Don't you think people will want to play the Wii U version before passing judgment? I'm a little surprised at this "war" stuff.

Honestly, I used to want to get into the Smash scene, but I'm so turned off by all of this :(
 
Don't you think people will want to play the Wii U version before passing judgment? I'm a little surprised at this "war" stuff.

Honestly, I used to want to get into the Smash scene, but I'm so turned off by all of this :(

Personally, yes. I don't really feel like I can judge anything based on the 3DS version if I end up getting it. And especially not the demo that doesn't even include any characters I'm all that interested in using.
 
Watching the GameXplain review. A bit disappointed local play has issues. Guess I will use the Wii U version for fights. Now onto the post review discussion!
 
Don't you think people will want to play the Wii U version before passing judgment? I'm a little surprised at this "war" stuff.

Honestly, I used to want to get into the Smash scene, but I'm so turned off by all of this :(

Don't worry, the community is really great. I'm more of a spectator because I work constantly but i've visited tournaments a couple times in the past and met some great notable pros like Hugs, KoreanDJ, etc. Plus GAF has a great smash community so you're in good hands!

You're right though, lets wait for the Wii U version first.
 
Which is why i'm beginning to understand that some fans will just never be pleased with whatever Sakurai does. The guy seems to have the fan's best interests in mind when he works on a new smash game, because I think he tries to see how to please both sides (competitive & casual) while balancing out what the other side doesn't like. But it's fine. Whatever.

I'll be having fun with you guys and other smash fans when 4 comes out, just like I did with Brawl, and just like I did with melee when that came out. Guys like Leffen are welcome to express their opinion, but that doesn't mean others aren't allowed to disagree out loud back.
While I love the guy and Brawl (before 4 comes out anyway) was my favorite game since it did exactly what I look for in a Smash game, I will admit that the mechanic changes he makes are normally in favor of a casual audience who I reeeeeeally think at this point wouldn't notice one way or the other.* Brawl's a funner game for a lot of non-competitive types because it has way more content, characters, items, modes, music etc., not because it stripped a lot of Melee's depth away.

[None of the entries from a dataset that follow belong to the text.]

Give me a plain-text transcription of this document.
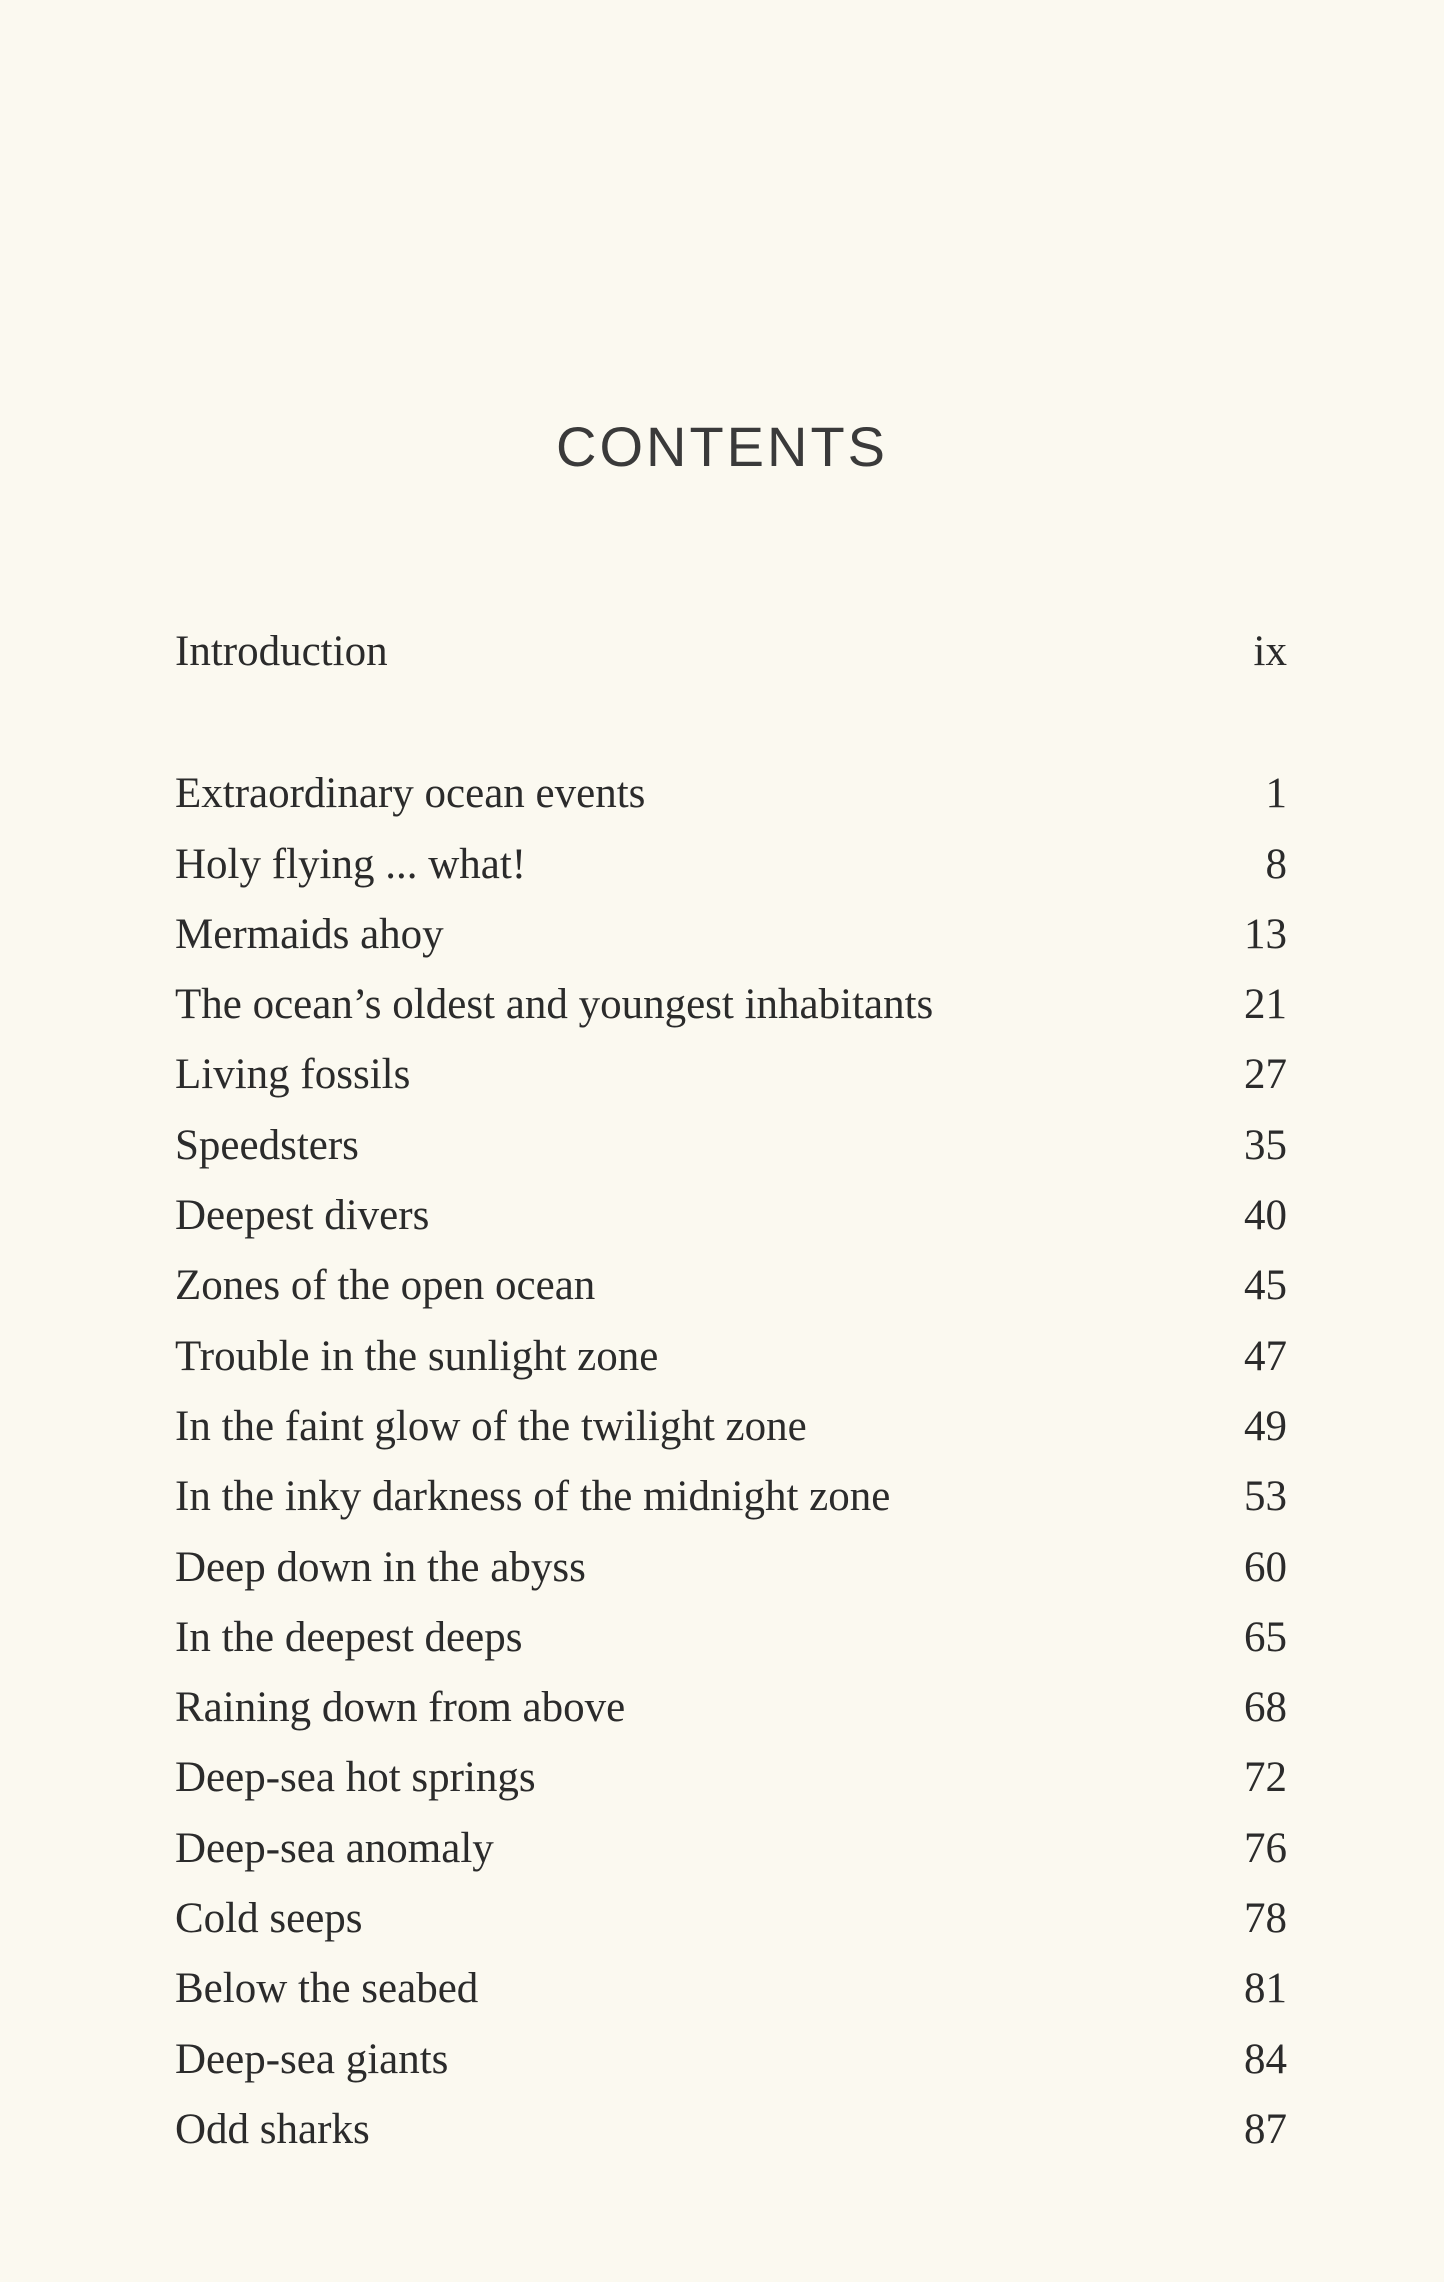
CONTENTS
Introduction	ix
Extraordinary ocean events	1
Holy flying ... what!	8
Mermaids ahoy	13
The ocean’s oldest and youngest inhabitants	21
Living fossils	27
Speedsters	35
Deepest divers	40
Zones of the open ocean	45
Trouble in the sunlight zone	47
In the faint glow of the twilight zone	49
In the inky darkness of the midnight zone	53
Deep down in the abyss	60
In the deepest deeps	65
Raining down from above	68
Deep-sea hot springs	72
Deep-sea anomaly	76
Cold seeps	78
Below the seabed	81
Deep-sea giants	84
Odd sharks	87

If Project M was a proper release (and uh, maybe didn't have some of the uglier UI/character changes or dumbing down of stages) it'd be just as well received by the your average gamer than the actual Brawl was.


*This goes both ways since it's probably obnoxious for most of the Smash audience either apathetic or simply unaware of the competitive side to keep hearing how a game they loved is supposedly complete shit because it didn't fulfill a set criteria they weren't even aware it was meant to be meeting in the first place.
 
Don't you think people will want to play the Wii U version before passing judgment? I'm a little surprised at this "war" stuff.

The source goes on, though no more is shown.